Canada Research Chair in Developmental Neurobiology

Tier 2 - 2004-06-01
McGill University


Coming to Canada from

Johns Hopkins University, USA

Research involves

Characterizing the molecular mechanisms that govern the formation of an accurate brain circuitry during development.

Research relevance

The research is contributing to the future development of regenerative therapies for certain mental disorders.

Wired for Sense: Discovering the Mechanisms Governing Sensory System Development

The late onset of complex mental disorders, such as schizophrenia and depression, is thought to result from a combination of defects in normal neurobiological maturation processes and exposure to environmental factors. There is growing evidence to suggest that these mental disorders may result from intrinsic defects, including inaccurate wiring of the brain, in early neurodevelopmental processes that only become fully manifested in late adolescence and early adulthood.

The development of the nervous system relies on the formation of an intricate web of connections, termed synapses, among more than 10 billion brain cells. The accuracy with which these synapses are formed is critical for proper communication between nerve cells. Nerve cells form synapses through extensions of the cell's processes called axons that can travel over long distances to find their appropriate synaptic partners. Over the past ten years, research has identified several families of molecules capable of directing axonal processes to their targets. If we are going to develop regenerative therapies to help patients with complex mental disorders as well as patients with spinal cord injury, we are going to have to figure out how these "repulsive axon guidance molecules" direct axons.

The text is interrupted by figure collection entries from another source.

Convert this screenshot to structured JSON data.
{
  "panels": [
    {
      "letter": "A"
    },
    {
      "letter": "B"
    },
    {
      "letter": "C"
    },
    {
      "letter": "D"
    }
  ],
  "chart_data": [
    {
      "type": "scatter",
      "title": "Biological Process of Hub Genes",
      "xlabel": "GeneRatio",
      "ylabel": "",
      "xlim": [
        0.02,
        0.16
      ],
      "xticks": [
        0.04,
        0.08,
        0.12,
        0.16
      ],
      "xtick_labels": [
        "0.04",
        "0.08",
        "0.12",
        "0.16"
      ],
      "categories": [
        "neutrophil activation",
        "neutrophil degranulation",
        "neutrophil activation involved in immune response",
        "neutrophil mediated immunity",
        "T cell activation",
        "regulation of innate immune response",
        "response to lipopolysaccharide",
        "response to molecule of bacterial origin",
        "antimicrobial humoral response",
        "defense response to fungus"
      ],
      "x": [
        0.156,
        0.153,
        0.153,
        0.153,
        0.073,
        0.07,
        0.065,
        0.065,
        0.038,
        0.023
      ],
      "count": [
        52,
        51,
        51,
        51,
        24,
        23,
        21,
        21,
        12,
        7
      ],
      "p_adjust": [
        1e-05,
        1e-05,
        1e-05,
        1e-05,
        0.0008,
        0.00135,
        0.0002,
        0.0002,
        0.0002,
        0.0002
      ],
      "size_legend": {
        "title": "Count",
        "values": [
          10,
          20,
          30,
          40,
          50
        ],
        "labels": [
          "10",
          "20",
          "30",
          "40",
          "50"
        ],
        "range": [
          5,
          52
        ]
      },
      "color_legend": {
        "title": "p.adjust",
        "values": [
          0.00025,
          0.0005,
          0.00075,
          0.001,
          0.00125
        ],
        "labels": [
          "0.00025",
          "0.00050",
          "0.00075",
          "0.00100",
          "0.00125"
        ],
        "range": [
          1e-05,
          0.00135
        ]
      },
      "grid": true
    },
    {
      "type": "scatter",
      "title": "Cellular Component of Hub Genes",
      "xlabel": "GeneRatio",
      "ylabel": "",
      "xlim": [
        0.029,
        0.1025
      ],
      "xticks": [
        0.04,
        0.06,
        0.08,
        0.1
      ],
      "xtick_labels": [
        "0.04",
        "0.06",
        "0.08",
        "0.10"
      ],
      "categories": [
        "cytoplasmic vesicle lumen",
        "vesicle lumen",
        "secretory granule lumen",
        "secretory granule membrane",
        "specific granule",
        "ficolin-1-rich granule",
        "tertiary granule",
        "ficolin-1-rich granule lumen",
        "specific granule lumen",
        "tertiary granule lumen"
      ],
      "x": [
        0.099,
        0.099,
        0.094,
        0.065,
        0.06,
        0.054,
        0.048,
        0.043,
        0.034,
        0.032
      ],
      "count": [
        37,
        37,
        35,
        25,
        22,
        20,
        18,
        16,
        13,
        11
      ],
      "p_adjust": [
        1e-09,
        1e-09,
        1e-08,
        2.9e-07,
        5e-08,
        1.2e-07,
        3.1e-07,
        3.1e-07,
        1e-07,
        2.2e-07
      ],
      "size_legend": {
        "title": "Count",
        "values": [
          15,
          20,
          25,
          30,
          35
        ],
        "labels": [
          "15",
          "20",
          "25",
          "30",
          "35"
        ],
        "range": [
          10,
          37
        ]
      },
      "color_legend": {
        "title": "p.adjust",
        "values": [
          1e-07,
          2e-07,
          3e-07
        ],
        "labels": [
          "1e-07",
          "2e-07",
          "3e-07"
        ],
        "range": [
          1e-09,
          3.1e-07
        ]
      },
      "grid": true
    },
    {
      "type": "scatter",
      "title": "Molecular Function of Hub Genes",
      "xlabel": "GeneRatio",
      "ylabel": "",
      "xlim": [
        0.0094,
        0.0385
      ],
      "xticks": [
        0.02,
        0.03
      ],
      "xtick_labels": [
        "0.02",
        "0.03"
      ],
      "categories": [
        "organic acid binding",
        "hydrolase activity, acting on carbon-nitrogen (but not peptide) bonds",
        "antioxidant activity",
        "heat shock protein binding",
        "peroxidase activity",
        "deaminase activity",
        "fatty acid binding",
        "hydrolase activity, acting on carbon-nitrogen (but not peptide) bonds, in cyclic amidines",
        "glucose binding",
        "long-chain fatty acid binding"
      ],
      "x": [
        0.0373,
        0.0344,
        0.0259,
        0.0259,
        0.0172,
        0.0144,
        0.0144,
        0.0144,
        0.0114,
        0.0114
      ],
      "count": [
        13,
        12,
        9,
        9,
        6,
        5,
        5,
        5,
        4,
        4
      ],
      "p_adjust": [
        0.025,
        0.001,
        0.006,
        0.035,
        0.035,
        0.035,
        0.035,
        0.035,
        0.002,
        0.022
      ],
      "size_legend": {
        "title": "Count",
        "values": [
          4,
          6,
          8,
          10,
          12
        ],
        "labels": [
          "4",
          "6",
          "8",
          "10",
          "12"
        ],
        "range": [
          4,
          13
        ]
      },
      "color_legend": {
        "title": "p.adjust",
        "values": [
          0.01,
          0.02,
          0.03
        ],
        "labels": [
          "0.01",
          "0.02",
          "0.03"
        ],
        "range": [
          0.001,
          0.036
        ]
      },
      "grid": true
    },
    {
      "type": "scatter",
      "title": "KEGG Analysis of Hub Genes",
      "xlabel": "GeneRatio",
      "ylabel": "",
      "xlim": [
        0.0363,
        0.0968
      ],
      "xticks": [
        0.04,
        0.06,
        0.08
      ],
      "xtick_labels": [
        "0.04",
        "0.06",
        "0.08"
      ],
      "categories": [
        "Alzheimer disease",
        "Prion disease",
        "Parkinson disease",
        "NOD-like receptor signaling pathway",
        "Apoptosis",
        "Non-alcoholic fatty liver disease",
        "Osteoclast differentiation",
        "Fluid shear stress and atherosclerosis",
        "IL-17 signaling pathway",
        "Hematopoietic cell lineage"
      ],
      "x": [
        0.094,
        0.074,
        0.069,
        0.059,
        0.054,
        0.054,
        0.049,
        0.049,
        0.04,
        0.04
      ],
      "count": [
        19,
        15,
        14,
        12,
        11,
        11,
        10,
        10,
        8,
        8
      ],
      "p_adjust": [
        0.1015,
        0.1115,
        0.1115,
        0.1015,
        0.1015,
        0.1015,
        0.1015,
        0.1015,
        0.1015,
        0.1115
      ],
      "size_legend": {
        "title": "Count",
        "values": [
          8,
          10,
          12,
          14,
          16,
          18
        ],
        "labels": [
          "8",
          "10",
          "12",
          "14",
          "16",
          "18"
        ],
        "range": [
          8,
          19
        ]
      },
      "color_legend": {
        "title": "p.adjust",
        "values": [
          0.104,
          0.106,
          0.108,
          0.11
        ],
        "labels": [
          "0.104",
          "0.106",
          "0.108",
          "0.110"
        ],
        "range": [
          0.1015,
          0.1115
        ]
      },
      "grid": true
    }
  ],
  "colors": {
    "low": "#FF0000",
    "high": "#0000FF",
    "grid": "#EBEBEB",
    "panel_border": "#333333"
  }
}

Canada Research Chair Dr. Jean-François Cloutier is exploring the mechanisms that govern brain wiring by characterizing the role of specific families of repulsive axon guidance molecules - the Semaphorins and the Slits - in the development of sensory systems. He uses molecular and in vivo genetic approaches to define the mode of action of the repulsive axon guidance molecules in the wiring of sensory systems. He also uses these approaches to identify the molecules and his research group is performing experiments aimed at defining the intracellular signals triggered in the sensory neurons by the repulsive axon guidance molecules.